“There is no human activity that I know of to which people have a more irrational approach than the stock market. There seems to be something hypnotic about stocks that makes people behave in a manner which they would never do in any other field of activity.” – Nicolas Darvas, 1977
When the stock market surges to life, it’s easy to get irrational.
Since last week’s follow-through, almost all Darvas Stocks have been powering higher and higher. Even Tuesday’s market pullback barely impacted these leading stocks.
When this happens and you see your portfolio steadily growing each morning, it’s easy to start patting yourself on the back and behaving irrationally. Even the longest and hardest bear markets are quickly forgotten when the newest stocks you’ve purchased start racking up fresh profits.
While self-confidence is certainly an asset to stock traders, I believe OVERCONFIDENCE is the single greatest detriment to trading success.
Simply put: the overconfident trader tends to trade like an idiot.
The most common move in the idiot trader’s repertoire is to start maxing out your trading account at the first sign of a rally.

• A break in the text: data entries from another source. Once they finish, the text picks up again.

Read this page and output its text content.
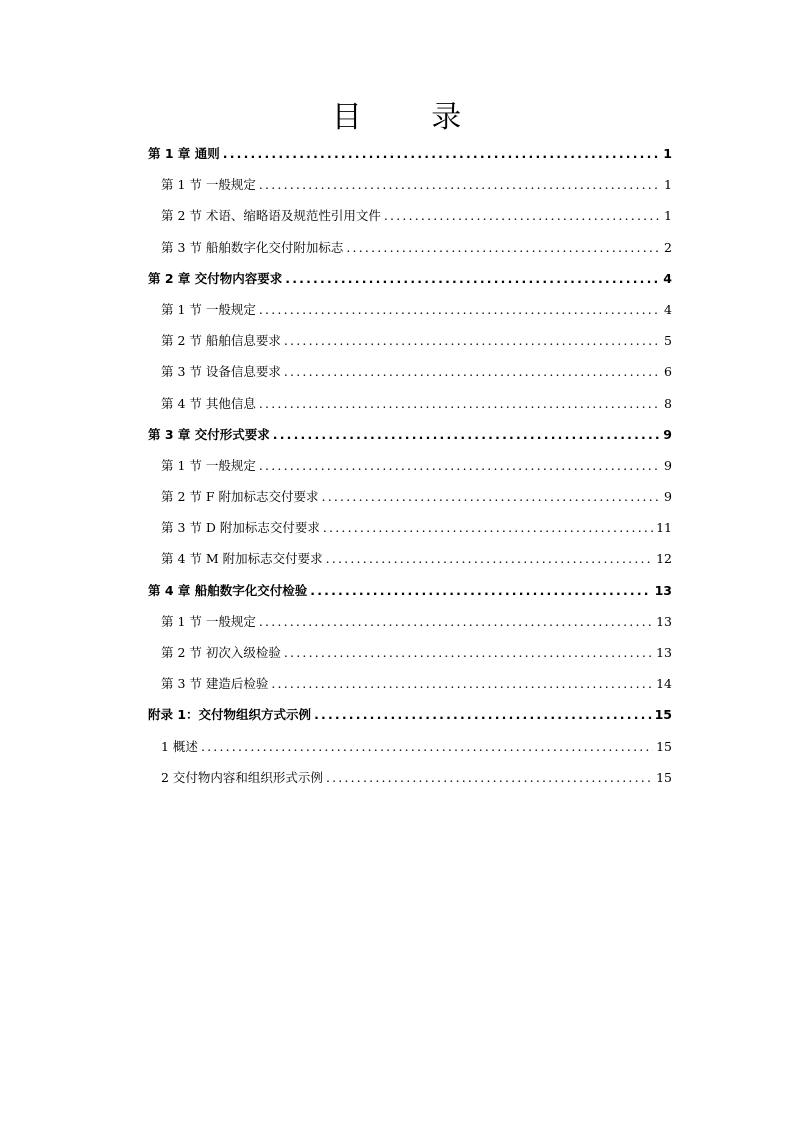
目 录
第 1 章 通则 .....	1
第 1 节 一般规定 .....	1
第 2 节 术语、缩略语及规范性引用文件 .....	1
第 3 节 船舶数字化交付附加标志 .....	2
第 2 章 交付物内容要求 .....	4
第 1 节 一般规定 .....	4
第 2 节 船舶信息要求 .....	5
第 3 节 设备信息要求 .....	6
第 4 节 其他信息 .....	8
第 3 章 交付形式要求 .....	9
第 1 节 一般规定 .....	9
第 2 节 F 附加标志交付要求 .....	9
第 3 节 D 附加标志交付要求 .....	11
第 4 节 M 附加标志交付要求 .....	12
第 4 章 船舶数字化交付检验 .....	13
第 1 节 一般规定 .....	13
第 2 节 初次入级检验 .....	13
第 3 节 建造后检验 .....	14
附录 1：交付物组织方式示例 .....	15
1 概述 .....	15
2 交付物内容和组织形式示例 .....	15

For instance, because the first stock you buy shoots up 10% in just a few days, you start noticing several other stocks that have done the same. You feel like you’re “missing out” on profits everywhere you look. Next thing you know, you’re fully invested (perhaps even fully margined) and have zero room for error.
Another “trade like an idiot” move is to buy up several “junk off the bottom” stocks. These are the stocks that may have been good to you a few market cycles ago, or worse, they are the movers of the past that you missed out on and you now want to “get even” with.
The idiot inside your head starts rationalizing ways to add the “hot names” of past market cycles. For example, “I remember back when Google traded at more than $700 a share, now it’s under $500; surely its ready to rebound.”
It’s easy to look around at the start of a fresh rally and see massive profit potential everywhere. It’s easy to throw caution to the wind and buy into positions you shouldn’t be buying into.
At the start of a rally, however, you need to fight this common urge to jump into too much too quickly. Instead, you must be extra cautious as you get back into the market.
If this rally is as strong as the genius trader in your head thinks it is, you will have no trouble finding plenty of great opportunities in the weeks and months ahead.
For some reason, the “idiot trader” inside starts panicking and telling us that we’re going to miss out on the rally if we don’t act fast and act aggressively.
Resist this urge.
A rally can end just as quickly as it begins. If this happens, and we’re fully invested and holding a bunch of “junk off the bottom” stocks, we’ll rack up losses that can be so severe, it may take us out of the game (either mentally or financially) when a true rally DOES come around.
Remember, the big money is made holding top Darvas stocks during a strong uptrending market. If this uptrend is as strong as it needs to be, you’ll have plenty of chances to catch a few huge winners coming out of sound bases.
Don’t force yourself into this rally all at once. Ease in. Pyramid into positions. And keep your focus on only the very top Darvas stocks coming out of sound Darvas bases.